Attachment #8676901 - Flags: review?(bbirtles)
I was under the impression that StepPrevDiscontinuity was needed but I'll have another look with your comments in mind. With the all-hands I'll get back to this on the 14th. Thanks for the review!
(In reply to Benoit Girard (:BenWa) from comment #38) > I was under the impression that StepPrevDiscontinuity was needed but I'll > have another look with your comments in mind. With the all-hands I'll get > back to this on the 14th. Thanks for the review! Sure, that's fine. Just thinking about why StepPrevDiscontinuity might be needed, I realized I'm not sure we're correctly handling the case of a negative playback rate or a reverse (or alternate-reverse) playback direction. In fact, I'm not sure we're handling playback rate != 1.0 correctly either.
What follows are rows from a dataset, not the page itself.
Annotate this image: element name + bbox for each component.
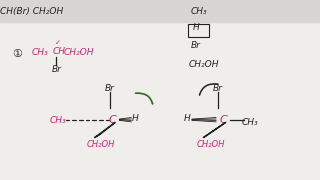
- Text: ①: ①: [12, 49, 22, 59]
- Text: CH₃: CH₃: [242, 118, 258, 127]
- Text: Br: Br: [213, 84, 223, 93]
- Text: CH₃: CH₃: [190, 7, 207, 16]
- Text: CH₃: CH₃: [50, 116, 66, 125]
- Text: CH: CH: [52, 47, 65, 56]
- Text: Br: Br: [190, 41, 200, 50]
- Text: H: H: [132, 114, 139, 123]
- Text: CH₂OH: CH₂OH: [86, 140, 115, 149]
- FancyArrowPatch shape: [136, 93, 153, 104]
- Polygon shape: [203, 122, 226, 138]
- Text: CH₃: CH₃: [32, 48, 49, 57]
- Text: H: H: [193, 23, 199, 32]
- Polygon shape: [94, 122, 115, 138]
- Text: Br: Br: [105, 84, 115, 93]
- Bar: [0, 0, 320, 22]
- Text: CH₂OH: CH₂OH: [197, 140, 225, 149]
- Text: H: H: [184, 114, 191, 123]
- Text: C: C: [109, 115, 116, 125]
- Text: CH₂OH: CH₂OH: [188, 60, 219, 69]
- Text: C: C: [219, 115, 227, 125]
- FancyArrowPatch shape: [200, 84, 218, 95]
- Text: CH(Br) CH₂OH: CH(Br) CH₂OH: [0, 7, 63, 16]
- Text: Br: Br: [52, 65, 61, 74]
- Text: CH₂OH: CH₂OH: [64, 48, 94, 57]
- Text: ✓: ✓: [55, 40, 61, 46]
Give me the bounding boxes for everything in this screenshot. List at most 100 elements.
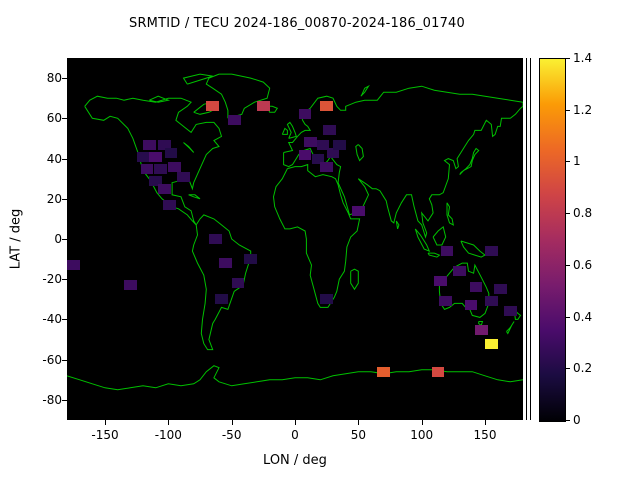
chart-title: SRMTID / TECU 2024-186_00870-2024-186_01…: [129, 16, 465, 31]
heatmap-cell: [352, 205, 365, 216]
heatmap-cell: [149, 175, 162, 186]
y-tick-label: 80: [46, 71, 62, 86]
y-tick-mark: [62, 78, 67, 80]
heatmap-cell: [303, 137, 317, 148]
heatmap-cell: [244, 254, 257, 265]
heatmap-cell: [143, 139, 156, 150]
y-tick-label: -40: [42, 312, 62, 327]
heatmap-cell: [311, 153, 325, 164]
heatmap-cell: [208, 234, 222, 245]
colorbar-tick-label: 0.8: [573, 206, 593, 221]
heatmap-cell: [227, 115, 241, 126]
heatmap-cell: [326, 147, 340, 158]
coastline-path: [183, 142, 195, 153]
x-tick-label: 50: [350, 428, 366, 442]
colorbar-tick-mark: [566, 264, 570, 266]
coastline-path: [355, 144, 364, 162]
heatmap-cell: [163, 199, 176, 210]
heatmap-cell: [215, 294, 228, 305]
y-tick-mark: [62, 279, 67, 281]
colorbar-tick-mark: [566, 109, 570, 111]
colorbar-tick-label: 0: [573, 413, 581, 427]
heatmap-cell: [485, 338, 498, 349]
coastline-path: [182, 73, 213, 85]
coastline-path: [191, 214, 252, 351]
heatmap-cell: [298, 149, 312, 160]
coastline-path: [283, 85, 523, 239]
x-tick-label: -50: [221, 428, 242, 442]
map-plot-area: [67, 58, 523, 420]
heatmap-cell: [124, 280, 137, 291]
heatmap-cell: [177, 171, 190, 182]
coastline-path: [506, 321, 515, 335]
coastline-path: [286, 121, 297, 139]
y-tick-label: -20: [42, 272, 62, 287]
coastline-path: [414, 228, 431, 253]
colorbar-tick-mark: [566, 316, 570, 318]
heatmap-cell: [320, 101, 333, 112]
x-tick-label: 150: [473, 428, 497, 442]
y-tick-label: -60: [42, 352, 62, 367]
heatmap-cell: [298, 109, 312, 120]
x-tick-mark: [295, 420, 296, 425]
x-tick-mark: [358, 420, 360, 425]
colorbar-tick-label: 1: [573, 154, 581, 169]
y-tick-label: 0: [54, 232, 62, 246]
heatmap-cell: [320, 161, 333, 172]
x-tick-mark: [105, 420, 106, 425]
colorbar-spine-line: [530, 58, 531, 420]
y-tick-label: -80: [42, 392, 62, 407]
colorbar-tick-label: 0.4: [573, 309, 593, 324]
coastline-path: [149, 95, 171, 103]
heatmap-cell: [485, 246, 498, 257]
heatmap-cell: [219, 258, 232, 269]
heatmap-cell: [316, 139, 330, 150]
y-tick-label: 40: [46, 151, 62, 166]
colorbar-tick-mark: [566, 161, 570, 163]
heatmap-cell: [140, 163, 154, 174]
x-tick-label: -150: [91, 428, 119, 442]
heatmap-cell: [377, 366, 390, 377]
heatmap-cell: [136, 151, 150, 162]
heatmap-cell: [439, 296, 453, 307]
heatmap-cell: [154, 163, 168, 174]
heatmap-cell: [493, 284, 507, 295]
colorbar: [539, 58, 566, 422]
heatmap-cells-layer: [67, 58, 523, 420]
y-tick-mark: [62, 158, 67, 160]
coastline-path: [360, 84, 370, 97]
coastline-path: [513, 309, 522, 320]
y-tick-mark: [62, 198, 67, 200]
colorbar-tick-mark: [566, 58, 570, 59]
colorbar-tick-mark: [566, 368, 570, 370]
coastline-path: [446, 202, 454, 226]
y-tick-mark: [62, 239, 67, 240]
coastline-path: [281, 127, 288, 135]
heatmap-cell: [469, 282, 483, 293]
y-tick-mark: [62, 359, 67, 361]
coastline-path: [188, 194, 201, 200]
heatmap-cell: [149, 151, 162, 162]
y-tick-mark: [62, 118, 67, 120]
heatmap-cell: [158, 183, 171, 194]
x-tick-label: 100: [410, 428, 434, 442]
x-tick-mark: [485, 420, 486, 425]
heatmap-cell: [164, 147, 178, 158]
coastline-path: [432, 226, 447, 246]
x-tick-mark: [168, 420, 170, 425]
y-tick-mark: [62, 319, 67, 321]
heatmap-cell: [464, 300, 478, 311]
coastline-map: [67, 73, 523, 391]
heatmap-cell: [67, 260, 80, 271]
heatmap-cell: [434, 276, 447, 287]
right-spine-line: [526, 58, 527, 420]
colorbar-tick-label: 0.2: [573, 361, 593, 376]
colorbar-tick-mark: [566, 213, 570, 215]
y-tick-label: 60: [46, 111, 62, 126]
heatmap-cell: [206, 101, 219, 112]
y-tick-label: 20: [46, 191, 62, 206]
coastline-path: [272, 163, 361, 308]
coastline-path: [427, 252, 441, 258]
colorbar-tick-mark: [566, 420, 570, 421]
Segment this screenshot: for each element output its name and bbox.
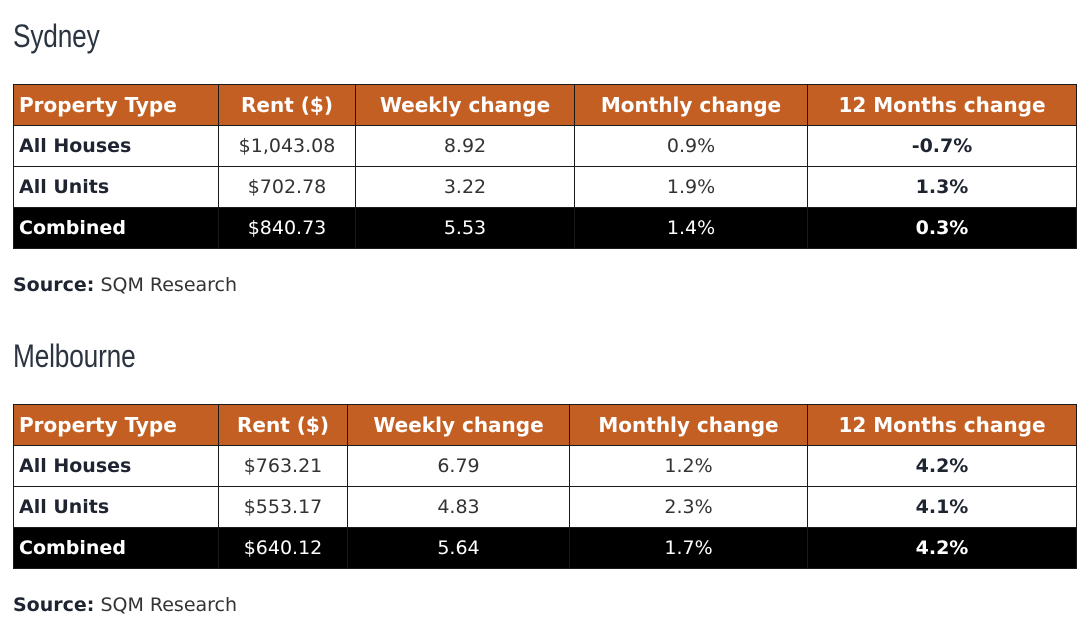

I had a bit more a think about how to structure this to make it more robust and I think we need to re-arrange it a little bit as follows: * Add some method somewhere that tells us of the mProgress is currently going up or down based on the combination of the "direction" property of the effect and the sign of its Animation's playback rate. Then we will know if we should look for the previous or next discontinuity. * Add a static KeyframeEffectReadOnly::UncomputeTiming -- ideally this would just take a ComputedTiming object as its object and give you back an animation time but our ComputedTiming objects don't currently contain all the information they should so I think we'll end up passing the AnimationTiming object as well. The function should basically do the reverse of KeyframeEffectReadOnly::GetComputedTimingAt. It should return a Maybe<> or Nullable<> object. In cases where we can't invert the timing calculation (due to presence of an effect-level timing function (introduced by bug 1216842) we should just give up and return null/empty. This will take care of the animation direction for us. * Then we should take the result of UncomputeTiming and pass it to Animation::AnimationTimeToTimeStamp (possibly reworking it to return a TimeDuration instead if that's what we need). That will take care of the playback rate for us.